Originally published at: https://boingboing.net/2019/06/05/tent-city-city.html
…
Look at that mountain
Look at those trees
Look at that bum over there, man
He’s down on his knees
Sing it, Randy.
Feels a bit like we’re living in a prequel to Octavia Butler’s Parable of the Sower.
Where before it was concentrated, you now see evidence of the problem everywhere in little pockets all over the city, including some its affluent middle-class areas. The small 2-4 family tent encampments and the campers I’ve noticed on the Westside seem to inhabited by working poor who want to be closer to their jobs and schools and who want to avoid the squalor of the massive purpose-designed Skid Row area downtown (backgrounder podcast on Skid Row here).

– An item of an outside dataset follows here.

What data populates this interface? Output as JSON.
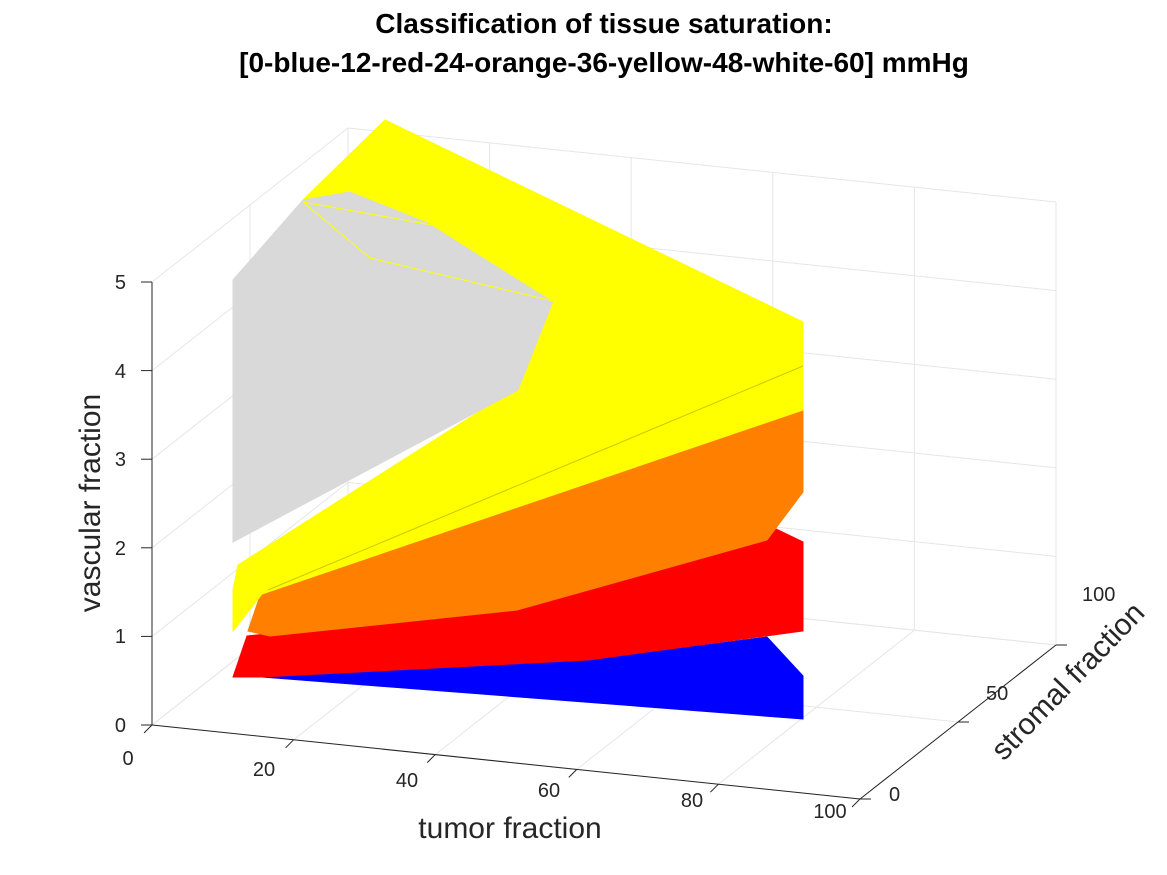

Where I live, there are tons of un- or under-utilized commercial places like stripmalls with 50+% vacancy, anchor stores that closed several years ago with no plans to redevelop, etc. etc. It would be a good thing if, rather than incentivizing property owners to leave buildings vacant because the tax breaks are better than having a rent paying tenant, we give them the tax breaks while having them redevelop those areas into low income housing. Many of them are close enough to working areas to let people walk or bus easily to work.
I somewhat deal with construction, not directly, but my experience is that low income is typically seen as a bad thing for business. There’s a lot of lack of empathy and awareness over how untenable the cost of living is in many major cities. Been in some meetings/conversations where people refer to the low income projects with some level of hostility or indifference.

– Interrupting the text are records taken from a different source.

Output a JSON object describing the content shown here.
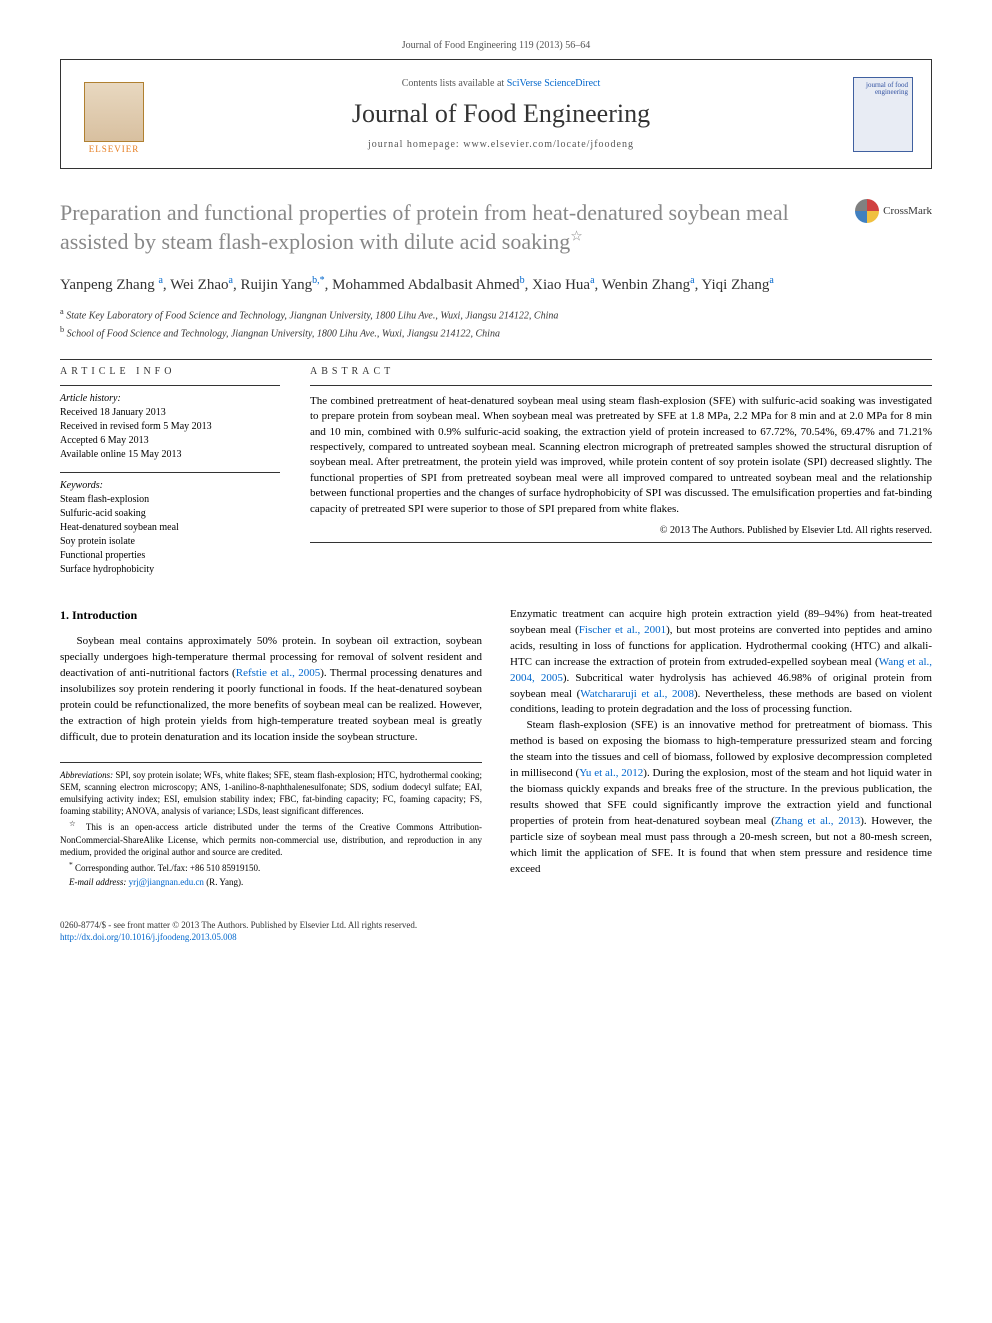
{
  "journal_ref": "Journal of Food Engineering 119 (2013) 56–64",
  "header": {
    "contents_prefix": "Contents lists available at ",
    "contents_link": "SciVerse ScienceDirect",
    "journal_name": "Journal of Food Engineering",
    "homepage_prefix": "journal homepage: ",
    "homepage_url": "www.elsevier.com/locate/jfoodeng",
    "elsevier_label": "ELSEVIER",
    "cover_text": "journal of food engineering"
  },
  "crossmark_label": "CrossMark",
  "title": "Preparation and functional properties of protein from heat-denatured soybean meal assisted by steam flash-explosion with dilute acid soaking",
  "title_star": "☆",
  "authors_html": "Yanpeng Zhang <sup>a</sup>, Wei Zhao<sup>a</sup>, Ruijin Yang<sup>b,*</sup>, Mohammed Abdalbasit Ahmed<sup>b</sup>, Xiao Hua<sup>a</sup>, Wenbin Zhang<sup>a</sup>, Yiqi Zhang<sup>a</sup>",
  "affiliations": {
    "a": "State Key Laboratory of Food Science and Technology, Jiangnan University, 1800 Lihu Ave., Wuxi, Jiangsu 214122, China",
    "b": "School of Food Science and Technology, Jiangnan University, 1800 Lihu Ave., Wuxi, Jiangsu 214122, China"
  },
  "article_info": {
    "heading": "ARTICLE INFO",
    "history_label": "Article history:",
    "history": [
      "Received 18 January 2013",
      "Received in revised form 5 May 2013",
      "Accepted 6 May 2013",
      "Available online 15 May 2013"
    ],
    "keywords_label": "Keywords:",
    "keywords": [
      "Steam flash-explosion",
      "Sulfuric-acid soaking",
      "Heat-denatured soybean meal",
      "Soy protein isolate",
      "Functional properties",
      "Surface hydrophobicity"
    ]
  },
  "abstract": {
    "heading": "ABSTRACT",
    "text": "The combined pretreatment of heat-denatured soybean meal using steam flash-explosion (SFE) with sulfuric-acid soaking was investigated to prepare protein from soybean meal. When soybean meal was pretreated by SFE at 1.8 MPa, 2.2 MPa for 8 min and at 2.0 MPa for 8 min and 10 min, combined with 0.9% sulfuric-acid soaking, the extraction yield of protein increased to 67.72%, 70.54%, 69.47% and 71.21% respectively, compared to untreated soybean meal. Scanning electron micrograph of pretreated samples showed the structural disruption of soybean meal. After pretreatment, the protein yield was improved, while protein content of soy protein isolate (SPI) decreased slightly. The functional properties of SPI from pretreated soybean meal were all improved compared to untreated soybean meal and the relationship between functional properties and the changes of surface hydrophobicity of SPI was discussed. The emulsification properties and fat-binding capacity of pretreated SPI were superior to those of SPI prepared from white flakes.",
    "copyright": "© 2013 The Authors. Published by Elsevier Ltd. All rights reserved."
  },
  "body": {
    "section_heading": "1. Introduction",
    "col1": [
      "Soybean meal contains approximately 50% protein. In soybean oil extraction, soybean specially undergoes high-temperature thermal processing for removal of solvent resident and deactivation of anti-nutritional factors (<span class=\"ref-link\">Refstie et al., 2005</span>). Thermal processing denatures and insolubilizes soy protein rendering it poorly functional in foods. If the heat-denatured soybean protein could be refunctionalized, the more benefits of soybean meal can be realized. However, the extraction of high protein yields from high-temperature treated soybean meal is greatly difficult, due to protein denaturation and its location inside the soybean structure."
    ],
    "col2": [
      "Enzymatic treatment can acquire high protein extraction yield (89–94%) from heat-treated soybean meal (<span class=\"ref-link\">Fischer et al., 2001</span>), but most proteins are converted into peptides and amino acids, resulting in loss of functions for application. Hydrothermal cooking (HTC) and alkali-HTC can increase the extraction of protein from extruded-expelled soybean meal (<span class=\"ref-link\">Wang et al., 2004, 2005</span>). Subcritical water hydrolysis has achieved 46.98% of original protein from soybean meal (<span class=\"ref-link\">Watchararuji et al., 2008</span>). Nevertheless, these methods are based on violent conditions, leading to protein degradation and the loss of processing function.",
      "Steam flash-explosion (SFE) is an innovative method for pretreatment of biomass. This method is based on exposing the biomass to high-temperature pressurized steam and forcing the steam into the tissues and cell of biomass, followed by explosive decompression completed in millisecond (<span class=\"ref-link\">Yu et al., 2012</span>). During the explosion, most of the steam and hot liquid water in the biomass quickly expands and breaks free of the structure. In the previous publication, the results showed that SFE could significantly improve the extraction yield and functional properties of protein from heat-denatured soybean meal (<span class=\"ref-link\">Zhang et al., 2013</span>). However, the particle size of soybean meal must pass through a 20-mesh screen, but not a 80-mesh screen, which limit the application of SFE. It is found that when stem pressure and residence time exceed"
    ]
  },
  "footnotes": {
    "abbrev_label": "Abbreviations:",
    "abbrev": " SPI, soy protein isolate; WFs, white flakes; SFE, steam flash-explosion; HTC, hydrothermal cooking; SEM, scanning electron microscopy; ANS, 1-anilino-8-naphthalenesulfonate; SDS, sodium dodecyl sulfate; EAI, emulsifying activity index; ESI, emulsion stability index; FBC, fat-binding capacity; FC, foaming capacity; FS, foaming stability; ANOVA, analysis of variance; LSDs, least significant differences.",
    "open_access": "This is an open-access article distributed under the terms of the Creative Commons Attribution-NonCommercial-ShareAlike License, which permits non-commercial use, distribution, and reproduction in any medium, provided the original author and source are credited.",
    "corresponding": "Corresponding author. Tel./fax: +86 510 85919150.",
    "email_label": "E-mail address:",
    "email": "yrj@jiangnan.edu.cn",
    "email_who": " (R. Yang)."
  },
  "footer": {
    "line1": "0260-8774/$ - see front matter © 2013 The Authors. Published by Elsevier Ltd. All rights reserved.",
    "line2": "http://dx.doi.org/10.1016/j.jfoodeng.2013.05.008"
  },
  "colors": {
    "title_gray": "#888888",
    "link_blue": "#0066cc",
    "elsevier_orange": "#e67e22",
    "text": "#333333"
  },
  "typography": {
    "title_fontsize": 22,
    "journal_name_fontsize": 26,
    "authors_fontsize": 15,
    "body_fontsize": 11,
    "info_fontsize": 10,
    "footnote_fontsize": 9
  }
}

Thankfully where i work we’ve been trying really hard to create opportunities for low income projects to happen.
That book is terrifying just because it’s so plausible.

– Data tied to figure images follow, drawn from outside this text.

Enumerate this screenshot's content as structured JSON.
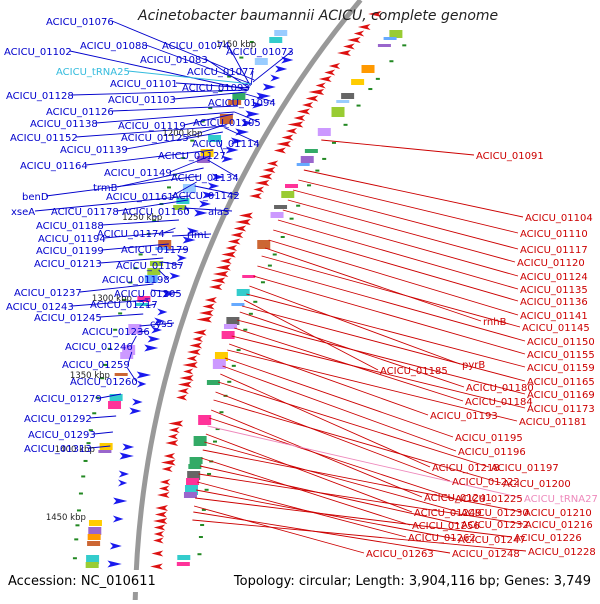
{
  "title": "Acinetobacter baumannii ACICU, complete genome",
  "footer": {
    "accession": "Accession: NC_010611",
    "summary": "Topology: circular; Length: 3,904,116 bp; Genes: 3,749"
  },
  "colors": {
    "left_gene": "#0000cc",
    "trna": "#33bbdd",
    "right_gene": "#cc0000",
    "right_trna": "#ee88bb",
    "backbone": "#999999",
    "forward_arrow": "#1a1aee",
    "reverse_arrow": "#dd1111",
    "tick": "#228822"
  },
  "scale_labels": [
    "1150 kbp",
    "1200 kbp",
    "1250 kbp",
    "1300 kbp",
    "1350 kbp",
    "1400 kbp",
    "1450 kbp"
  ],
  "left_labels": [
    {
      "text": "ACICU_01076",
      "kind": "gene"
    },
    {
      "text": "ACICU_01088",
      "kind": "gene"
    },
    {
      "text": "ACICU_01074",
      "kind": "gene"
    },
    {
      "text": "ACICU_01102",
      "kind": "gene"
    },
    {
      "text": "ACICU_01083",
      "kind": "gene"
    },
    {
      "text": "ACICU_01073",
      "kind": "gene"
    },
    {
      "text": "ACICU_tRNA25",
      "kind": "trna"
    },
    {
      "text": "ACICU_01077",
      "kind": "gene"
    },
    {
      "text": "ACICU_01101",
      "kind": "gene"
    },
    {
      "text": "ACICU_01093",
      "kind": "gene"
    },
    {
      "text": "ACICU_01128",
      "kind": "gene"
    },
    {
      "text": "ACICU_01103",
      "kind": "gene"
    },
    {
      "text": "ACICU_01094",
      "kind": "gene"
    },
    {
      "text": "ACICU_01126",
      "kind": "gene"
    },
    {
      "text": "ACICU_01138",
      "kind": "gene"
    },
    {
      "text": "ACICU_01119",
      "kind": "gene"
    },
    {
      "text": "ACICU_01105",
      "kind": "gene"
    },
    {
      "text": "ACICU_01152",
      "kind": "gene"
    },
    {
      "text": "ACICU_01125",
      "kind": "gene"
    },
    {
      "text": "ACICU_01114",
      "kind": "gene"
    },
    {
      "text": "ACICU_01139",
      "kind": "gene"
    },
    {
      "text": "ACICU_01127",
      "kind": "gene"
    },
    {
      "text": "ACICU_01164",
      "kind": "gene"
    },
    {
      "text": "ACICU_01149",
      "kind": "gene"
    },
    {
      "text": "ACICU_01134",
      "kind": "gene"
    },
    {
      "text": "trmB",
      "kind": "gene"
    },
    {
      "text": "benD",
      "kind": "gene"
    },
    {
      "text": "ACICU_01161",
      "kind": "gene"
    },
    {
      "text": "ACICU_01142",
      "kind": "gene"
    },
    {
      "text": "xseA",
      "kind": "gene"
    },
    {
      "text": "ACICU_01178",
      "kind": "gene"
    },
    {
      "text": "ACICU_01160",
      "kind": "gene"
    },
    {
      "text": "alaS",
      "kind": "gene"
    },
    {
      "text": "ACICU_01188",
      "kind": "gene"
    },
    {
      "text": "ACICU_01174",
      "kind": "gene"
    },
    {
      "text": "ACICU_01194",
      "kind": "gene"
    },
    {
      "text": "rlmL",
      "kind": "gene"
    },
    {
      "text": "ACICU_01199",
      "kind": "gene"
    },
    {
      "text": "ACICU_01179",
      "kind": "gene"
    },
    {
      "text": "ACICU_01213",
      "kind": "gene"
    },
    {
      "text": "ACICU_01187",
      "kind": "gene"
    },
    {
      "text": "ACICU_01198",
      "kind": "gene"
    },
    {
      "text": "ACICU_01237",
      "kind": "gene"
    },
    {
      "text": "ACICU_01205",
      "kind": "gene"
    },
    {
      "text": "ACICU_01243",
      "kind": "gene"
    },
    {
      "text": "ACICU_01217",
      "kind": "gene"
    },
    {
      "text": "ACICU_01245",
      "kind": "gene"
    },
    {
      "text": "cysS",
      "kind": "gene"
    },
    {
      "text": "ACICU_01236",
      "kind": "gene"
    },
    {
      "text": "ACICU_01246",
      "kind": "gene"
    },
    {
      "text": "ACICU_01259",
      "kind": "gene"
    },
    {
      "text": "ACICU_01260",
      "kind": "gene"
    },
    {
      "text": "ACICU_01279",
      "kind": "gene"
    },
    {
      "text": "ACICU_01292",
      "kind": "gene"
    },
    {
      "text": "ACICU_01293",
      "kind": "gene"
    },
    {
      "text": "ACICU_01313",
      "kind": "gene"
    }
  ],
  "right_labels": [
    {
      "text": "ACICU_01091",
      "kind": "gene"
    },
    {
      "text": "ACICU_01104",
      "kind": "gene"
    },
    {
      "text": "ACICU_01110",
      "kind": "gene"
    },
    {
      "text": "ACICU_01117",
      "kind": "gene"
    },
    {
      "text": "ACICU_01120",
      "kind": "gene"
    },
    {
      "text": "ACICU_01124",
      "kind": "gene"
    },
    {
      "text": "ACICU_01135",
      "kind": "gene"
    },
    {
      "text": "ACICU_01136",
      "kind": "gene"
    },
    {
      "text": "ACICU_01141",
      "kind": "gene"
    },
    {
      "text": "rnhB",
      "kind": "gene"
    },
    {
      "text": "ACICU_01145",
      "kind": "gene"
    },
    {
      "text": "ACICU_01150",
      "kind": "gene"
    },
    {
      "text": "ACICU_01155",
      "kind": "gene"
    },
    {
      "text": "pyrB",
      "kind": "gene"
    },
    {
      "text": "ACICU_01159",
      "kind": "gene"
    },
    {
      "text": "ACICU_01185",
      "kind": "gene"
    },
    {
      "text": "ACICU_01165",
      "kind": "gene"
    },
    {
      "text": "ACICU_01180",
      "kind": "gene"
    },
    {
      "text": "ACICU_01169",
      "kind": "gene"
    },
    {
      "text": "ACICU_01184",
      "kind": "gene"
    },
    {
      "text": "ACICU_01173",
      "kind": "gene"
    },
    {
      "text": "ACICU_01193",
      "kind": "gene"
    },
    {
      "text": "ACICU_01181",
      "kind": "gene"
    },
    {
      "text": "ACICU_01195",
      "kind": "gene"
    },
    {
      "text": "ACICU_01196",
      "kind": "gene"
    },
    {
      "text": "ACICU_01218",
      "kind": "gene"
    },
    {
      "text": "ACICU_01197",
      "kind": "gene"
    },
    {
      "text": "ACICU_01222",
      "kind": "gene"
    },
    {
      "text": "ACICU_01200",
      "kind": "gene"
    },
    {
      "text": "ACICU_01241",
      "kind": "gene"
    },
    {
      "text": "ACICU_01225",
      "kind": "gene"
    },
    {
      "text": "ACICU_tRNA27",
      "kind": "trna"
    },
    {
      "text": "ACICU_01249",
      "kind": "gene"
    },
    {
      "text": "ACICU_01230",
      "kind": "gene"
    },
    {
      "text": "ACICU_01210",
      "kind": "gene"
    },
    {
      "text": "ACICU_01256",
      "kind": "gene"
    },
    {
      "text": "ACICU_01232",
      "kind": "gene"
    },
    {
      "text": "ACICU_01216",
      "kind": "gene"
    },
    {
      "text": "ACICU_01262",
      "kind": "gene"
    },
    {
      "text": "ACICU_01247",
      "kind": "gene"
    },
    {
      "text": "ACICU_01226",
      "kind": "gene"
    },
    {
      "text": "ACICU_01263",
      "kind": "gene"
    },
    {
      "text": "ACICU_01248",
      "kind": "gene"
    },
    {
      "text": "ACICU_01228",
      "kind": "gene"
    }
  ]
}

I think cities need to launch special districts where the homeless can find sanctuary in the form of food and shelter.
It’s obvious what the feckin problem is. Everybody thinks they’re better than everybody else. Stop your whining and build affordable homes for these folks, or accept that you’ll have to see them living on your streets every day. EVERY feckin day. No one is more responsible than you, and no one else will fix it for you, and no one is better situated to fix it than you.
It’s particularly stupid, because you can either have low income housing, or people without housing. It’s not like people are going to go away.
And overall… KA-DUH! Unreasonably priced housing results in people not being able to afford housing? Whoa! Mind blown! (but you still want your minimum wage earning McDonald’s workers… so someone’s got to do the job eh?)
In or near MY neighborhood? Not on your life, Mr. Mayor!!
Sadly, LA isn’t even on the top of this list. (Though maybe it moved up a bit?)
From: https://www.motherjones.com/kevin-drum/2019/06/raw-data-the-homeless-rate-in-big-cities/
Did you ever notice that in “Parable of the Talents” the presidential candidate character ran on a slogan of “Make America Great Again”?